Our initial analysis of today’s GLP exploit, conducted in collaboration with our security partners and lead auditor, still confirms that the attack vector is specific to GMX V1. The manipulation involved relates to the calculation of the short average price on V1, and the same…

— GMX 🫐 (@GMX_IO) July 9, 2025

Kakar, along with the blockchain security and data analytics firm PeckShield, noted that the attacker’s wallet was funded days before via Tornado Cash, the Ethereum coin mixer that the U.S. government previously sanctioned for its alleged use in money laundering.

GMX advised users on X to disable leverage trading and GLP minting. PeckShield said the vulnerability likely applies to forked versions of GMX, urging them to take caution as well.

Re-entrancy vulnerabilities allow an attacker to cram multiple calls—or interactions with a smart contract, which holds the code that powers decentralized apps—into a single function, tricking a smart contract into calculating an improper balance. One of the most prominent examples was the $55 million 2016 DAO hack on Ethereum.

Wednesday’s exploit is distinct from Bybit’s $1.4 billion loss in February, in which a developer’s workstation was compromised, ultimately leading to the largest crypto hack of all time.

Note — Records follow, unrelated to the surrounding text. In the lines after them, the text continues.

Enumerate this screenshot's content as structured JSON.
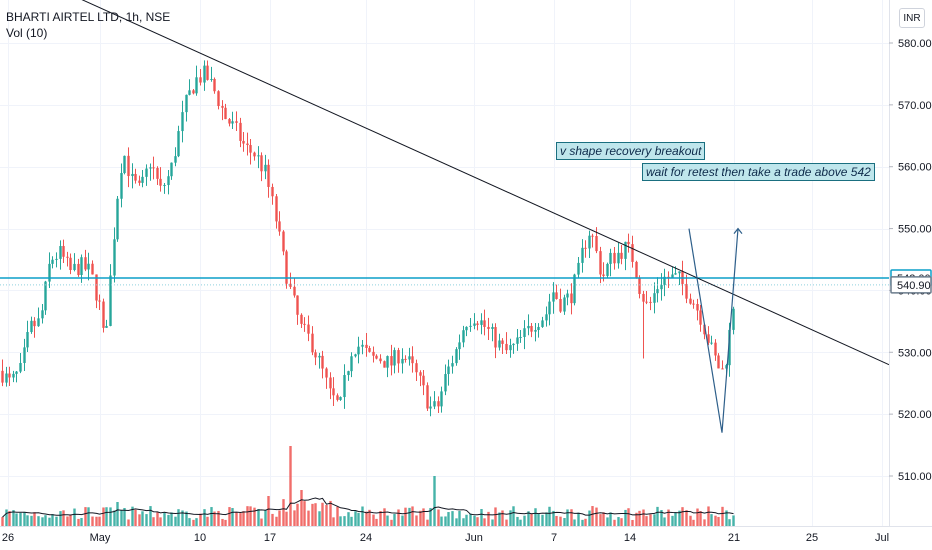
{
  "legend": {
    "symbol": "BHARTI AIRTEL LTD, 1h, NSE",
    "volume": "Vol (10)"
  },
  "currency_button": "INR",
  "colors": {
    "up": "#26a69a",
    "down": "#ef5350",
    "level": "#0c9fc8",
    "trendline": "#131722",
    "vshape": "#2e5f8a",
    "axis_text": "#131722"
  },
  "chart_data": {
    "type": "candlestick",
    "ylim": [
      502,
      585
    ],
    "y_ticks": [
      510,
      520,
      530,
      540,
      550,
      560,
      570,
      580
    ],
    "x_tick_labels": [
      "26",
      "May",
      "10",
      "17",
      "24",
      "Jun",
      "7",
      "14",
      "21",
      "25",
      "Jul"
    ],
    "price_labels": [
      "542.00",
      "540.90"
    ],
    "levels": [
      542.0,
      540.9
    ],
    "annotations": [
      "v shape recovery breakout",
      "wait for retest then take a trade above 542"
    ],
    "trendline": {
      "from": [
        0,
        593
      ],
      "to": [
        889,
        528
      ]
    },
    "v_shape": [
      [
        689,
        550
      ],
      [
        722,
        517
      ],
      [
        738,
        550
      ]
    ],
    "close_path": [
      [
        0,
        527
      ],
      [
        10,
        525
      ],
      [
        20,
        527
      ],
      [
        30,
        534
      ],
      [
        40,
        535
      ],
      [
        50,
        545
      ],
      [
        60,
        546
      ],
      [
        70,
        543
      ],
      [
        80,
        544
      ],
      [
        90,
        543
      ],
      [
        100,
        537
      ],
      [
        104,
        531
      ],
      [
        110,
        542
      ],
      [
        115,
        552
      ],
      [
        120,
        560
      ],
      [
        125,
        562
      ],
      [
        130,
        558
      ],
      [
        140,
        556
      ],
      [
        150,
        561
      ],
      [
        160,
        556
      ],
      [
        170,
        559
      ],
      [
        178,
        565
      ],
      [
        185,
        570
      ],
      [
        195,
        574
      ],
      [
        205,
        575
      ],
      [
        215,
        572
      ],
      [
        225,
        568
      ],
      [
        235,
        566
      ],
      [
        245,
        563
      ],
      [
        255,
        562
      ],
      [
        265,
        559
      ],
      [
        275,
        552
      ],
      [
        283,
        545
      ],
      [
        290,
        540
      ],
      [
        300,
        534
      ],
      [
        310,
        532
      ],
      [
        320,
        528
      ],
      [
        330,
        523
      ],
      [
        340,
        521
      ],
      [
        345,
        526
      ],
      [
        352,
        531
      ],
      [
        360,
        531
      ],
      [
        370,
        529
      ],
      [
        380,
        529
      ],
      [
        390,
        528
      ],
      [
        400,
        530
      ],
      [
        410,
        528
      ],
      [
        420,
        525
      ],
      [
        430,
        521
      ],
      [
        437,
        521
      ],
      [
        445,
        526
      ],
      [
        455,
        530
      ],
      [
        465,
        535
      ],
      [
        475,
        536
      ],
      [
        485,
        534
      ],
      [
        495,
        532
      ],
      [
        505,
        530
      ],
      [
        515,
        531
      ],
      [
        525,
        533
      ],
      [
        535,
        535
      ],
      [
        545,
        536
      ],
      [
        552,
        540
      ],
      [
        560,
        538
      ],
      [
        570,
        539
      ],
      [
        578,
        543
      ],
      [
        583,
        547
      ],
      [
        590,
        550
      ],
      [
        596,
        546
      ],
      [
        602,
        542
      ],
      [
        610,
        545
      ],
      [
        618,
        546
      ],
      [
        626,
        547
      ],
      [
        633,
        545
      ],
      [
        640,
        540
      ],
      [
        648,
        537
      ],
      [
        655,
        540
      ],
      [
        662,
        542
      ],
      [
        670,
        542
      ],
      [
        678,
        542
      ],
      [
        686,
        540
      ],
      [
        694,
        538
      ],
      [
        700,
        536
      ],
      [
        706,
        533
      ],
      [
        712,
        530
      ],
      [
        717,
        528
      ],
      [
        722,
        527
      ],
      [
        727,
        530
      ],
      [
        732,
        537
      ],
      [
        736,
        541
      ]
    ]
  }
}
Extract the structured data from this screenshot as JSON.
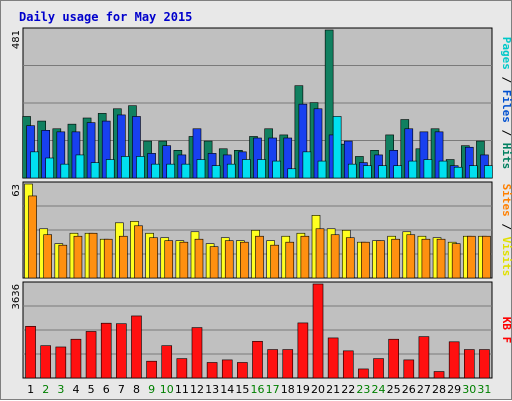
{
  "chart_data": {
    "type": "bar",
    "title": "Daily usage for May 2015",
    "categories": [
      "1",
      "2",
      "3",
      "4",
      "5",
      "6",
      "7",
      "8",
      "9",
      "10",
      "11",
      "12",
      "13",
      "14",
      "15",
      "16",
      "17",
      "18",
      "19",
      "20",
      "21",
      "22",
      "23",
      "24",
      "25",
      "26",
      "27",
      "28",
      "29",
      "30",
      "31"
    ],
    "weekend_days": [
      "2",
      "3",
      "9",
      "10",
      "16",
      "17",
      "23",
      "24",
      "30",
      "31"
    ],
    "panels": [
      {
        "id": "pages-files-hits",
        "ymax": 481,
        "ytick_label": "481",
        "legend": [
          {
            "text": "Pages",
            "color": "#00c8c8"
          },
          {
            "text": " / ",
            "color": "#000000"
          },
          {
            "text": "Files",
            "color": "#0050d0"
          },
          {
            "text": " / ",
            "color": "#000000"
          },
          {
            "text": "Hits",
            "color": "#008060"
          }
        ],
        "series": [
          {
            "name": "Hits",
            "color": "#108060",
            "values": [
              200,
              185,
              160,
              175,
              195,
              210,
              225,
              235,
              120,
              120,
              90,
              135,
              120,
              95,
              90,
              135,
              160,
              140,
              300,
              245,
              481,
              110,
              70,
              90,
              140,
              190,
              95,
              160,
              60,
              105,
              120
            ]
          },
          {
            "name": "Files",
            "color": "#1840f0",
            "values": [
              170,
              155,
              150,
              150,
              180,
              185,
              205,
              200,
              80,
              105,
              75,
              160,
              80,
              75,
              85,
              130,
              130,
              130,
              240,
              225,
              140,
              120,
              50,
              75,
              90,
              160,
              150,
              150,
              40,
              100,
              75
            ]
          },
          {
            "name": "Pages",
            "color": "#00e0f0",
            "values": [
              85,
              65,
              45,
              75,
              50,
              60,
              70,
              70,
              45,
              45,
              45,
              60,
              40,
              45,
              60,
              60,
              55,
              30,
              85,
              55,
              200,
              45,
              40,
              40,
              40,
              55,
              60,
              55,
              35,
              40,
              40
            ]
          }
        ]
      },
      {
        "id": "sites-visits",
        "ymax": 63,
        "ytick_label": "63",
        "legend": [
          {
            "text": "Sites",
            "color": "#ff8000"
          },
          {
            "text": " / ",
            "color": "#000000"
          },
          {
            "text": "Visits",
            "color": "#e0e000"
          }
        ],
        "series": [
          {
            "name": "Visits",
            "color": "#ffff20",
            "values": [
              63,
              33,
              23,
              30,
              30,
              26,
              37,
              38,
              30,
              27,
              25,
              31,
              23,
              27,
              25,
              32,
              25,
              28,
              30,
              42,
              33,
              32,
              24,
              25,
              28,
              31,
              28,
              27,
              24,
              28,
              28
            ]
          },
          {
            "name": "Sites",
            "color": "#ff9010",
            "values": [
              55,
              29,
              22,
              28,
              30,
              26,
              28,
              35,
              27,
              25,
              24,
              26,
              21,
              25,
              24,
              28,
              22,
              24,
              28,
              33,
              29,
              27,
              24,
              25,
              26,
              29,
              26,
              26,
              23,
              28,
              28
            ]
          }
        ]
      },
      {
        "id": "kbf",
        "ymax": 3636,
        "ytick_label": "3636",
        "legend": [
          {
            "text": "KB F",
            "color": "#ff0000"
          }
        ],
        "series": [
          {
            "name": "KB F",
            "color": "#ff1010",
            "values": [
              2000,
              1250,
              1200,
              1500,
              1800,
              2120,
              2100,
              2400,
              650,
              1250,
              750,
              1950,
              600,
              700,
              600,
              1420,
              1100,
              1100,
              2130,
              3636,
              1550,
              1050,
              350,
              750,
              1500,
              700,
              1600,
              250,
              1400,
              1100,
              1100
            ]
          }
        ]
      }
    ]
  }
}
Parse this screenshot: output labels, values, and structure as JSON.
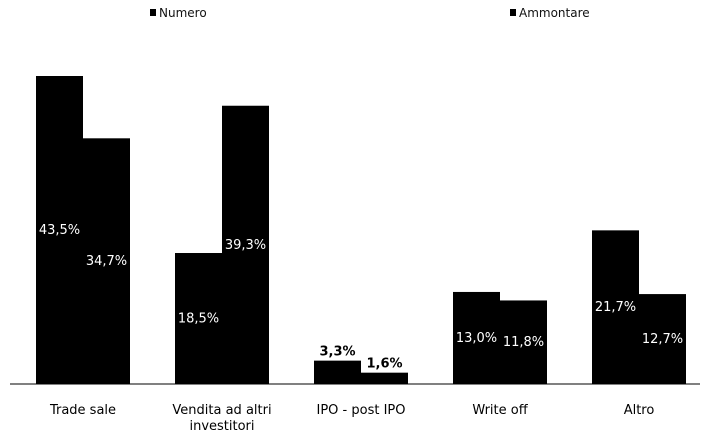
{
  "chart_data": {
    "type": "bar",
    "categories": [
      "Trade sale",
      "Vendita ad altri investitori",
      "IPO - post IPO",
      "Write off",
      "Altro"
    ],
    "category_lines": [
      [
        "Trade sale"
      ],
      [
        "Vendita ad altri",
        "investitori"
      ],
      [
        "IPO - post IPO"
      ],
      [
        "Write off"
      ],
      [
        "Altro"
      ]
    ],
    "series": [
      {
        "name": "Numero",
        "values": [
          43.5,
          18.5,
          3.3,
          13.0,
          21.7
        ],
        "labels": [
          "43,5%",
          "18,5%",
          "3,3%",
          "13,0%",
          "21,7%"
        ]
      },
      {
        "name": "Ammontare",
        "values": [
          34.7,
          39.3,
          1.6,
          11.8,
          12.7
        ],
        "labels": [
          "34,7%",
          "39,3%",
          "1,6%",
          "11,8%",
          "12,7%"
        ]
      }
    ],
    "ylim": [
      0,
      44
    ],
    "legend_position": "top",
    "grid": false,
    "colors": {
      "bar": "#000000",
      "inside_label": "#ffffff",
      "outside_label": "#000000"
    }
  }
}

Within GMX’s official Telegram channel, some users wondered whether GLP token investors would be refunded. On X, GMX said it plans on posting a detailed postmortem once the project’s investigation is complete. 

In a message sent to the attacker on-chain, GMX offered a “10% white-hat bounty,” equating to $4 million. Urging a “swift and ethical resolution,” the project said it would pursue no further legal action if the “funds are returned within 48 hours.”